Такие праздники стали регулярными, и постепенно чужеземную традицию переняла столичная знать. В конце 1840-х вокруг елок поднялся настоящий ажиотаж, однако позволить себе такое удовольствие мог далеко не каждый, поскольку елочные игрушки и уже наряженные елки стоили очень дорого. Зажиточные петербуржцы чуть ли не соревновались друг с другом в том, чья ель пышнее и наряднее; особой редкостью было искусственное дерево.
Появились и «публичные», общественные елки. Первая, украшенная лоскутами разноцветной бумаги, была установлена в 1852 году в Екатерингофском вокзале в Санкт-Петербурге. Оттуда елки распространились в дворянские, офицерские и купеческие собрания, а также театры и клубы.
В ежегодных праздниках с елками, которые организовывала лично ее величество, принимали участие не только ее собственные дети и племянники, но и придворные. Торжество начиналось в сочельник, после всенощной службы, а ждали его с самого утра.
«Нас всегда собирали сперва во внутренние покои ее величества; там мы около закрытых дверей концертного зала или ротонды в Зимнем дворце, в которых обыкновенно происходила елка, боролись и толкались, все дети между собою, царские включительно, кто первый попадет в заветный зал», — так вспоминала заветный день во дворце фрейлина Высочайшего двора Мария Фредерикс.
Наконец звонил колокольчик. «От нетерпения у нас почти конвульсии», — описывал этот момент великий князь Константин Николаевич в возрасте 12 лет в своем дневнике. Неудивительно: звонок был сигналом к тому, чтобы впустить детей в освещенную «тысячей свечей» комнату.
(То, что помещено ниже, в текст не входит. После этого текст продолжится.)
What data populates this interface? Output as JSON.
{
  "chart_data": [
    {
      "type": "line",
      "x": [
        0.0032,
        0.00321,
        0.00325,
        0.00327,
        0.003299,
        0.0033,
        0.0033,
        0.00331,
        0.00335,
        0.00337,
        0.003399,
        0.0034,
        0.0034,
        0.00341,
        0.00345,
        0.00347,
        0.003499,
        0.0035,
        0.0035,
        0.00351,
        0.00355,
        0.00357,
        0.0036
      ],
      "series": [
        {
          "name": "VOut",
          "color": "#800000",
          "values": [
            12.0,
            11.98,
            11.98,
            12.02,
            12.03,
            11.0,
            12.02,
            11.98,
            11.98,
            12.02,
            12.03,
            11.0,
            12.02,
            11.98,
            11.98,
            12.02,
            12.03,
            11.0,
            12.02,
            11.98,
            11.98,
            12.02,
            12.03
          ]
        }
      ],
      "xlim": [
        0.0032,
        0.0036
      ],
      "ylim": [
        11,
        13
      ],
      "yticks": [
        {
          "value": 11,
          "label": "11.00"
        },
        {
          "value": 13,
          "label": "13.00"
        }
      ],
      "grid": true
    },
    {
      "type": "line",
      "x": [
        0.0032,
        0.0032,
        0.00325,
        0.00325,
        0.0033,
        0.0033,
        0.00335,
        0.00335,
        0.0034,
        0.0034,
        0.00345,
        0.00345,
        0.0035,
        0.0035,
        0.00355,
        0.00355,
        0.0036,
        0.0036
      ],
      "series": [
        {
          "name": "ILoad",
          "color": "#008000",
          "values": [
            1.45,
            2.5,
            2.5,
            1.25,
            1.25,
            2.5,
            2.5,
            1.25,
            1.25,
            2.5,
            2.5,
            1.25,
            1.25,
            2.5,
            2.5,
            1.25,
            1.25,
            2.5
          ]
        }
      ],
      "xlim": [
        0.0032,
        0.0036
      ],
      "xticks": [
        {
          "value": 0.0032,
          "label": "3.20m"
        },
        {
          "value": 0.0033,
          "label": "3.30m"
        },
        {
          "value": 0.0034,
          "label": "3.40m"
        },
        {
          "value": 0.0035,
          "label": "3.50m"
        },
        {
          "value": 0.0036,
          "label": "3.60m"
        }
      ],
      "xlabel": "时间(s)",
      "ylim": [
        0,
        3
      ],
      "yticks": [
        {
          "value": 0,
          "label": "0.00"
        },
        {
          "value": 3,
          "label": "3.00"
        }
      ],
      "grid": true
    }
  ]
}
Там императрица по одному подводила малышей к отдельным столикам с елками, украшенным конфетами и фруктами, и раздавала подарки.
После раздачи подарков участники праздника переходили в другой зал с большим столом, украшенным изящными вещицами из фарфора и хрусталя. Здесь проходила лотерея с игральными картами: император объявлял выигравшую карту, и счастливец подходил к императрице за своим призом.
Свой стол с «рождественским деревом» был и у императора, который, впрочем, «всегда был против елок», как вспоминала в своих мемуарах великая княжна Ольга Николаевна. Государь опасался пожара, и именно на елку пали его подозрения, когда 17 декабря 1837 года действительно загорелся Зимний дворец.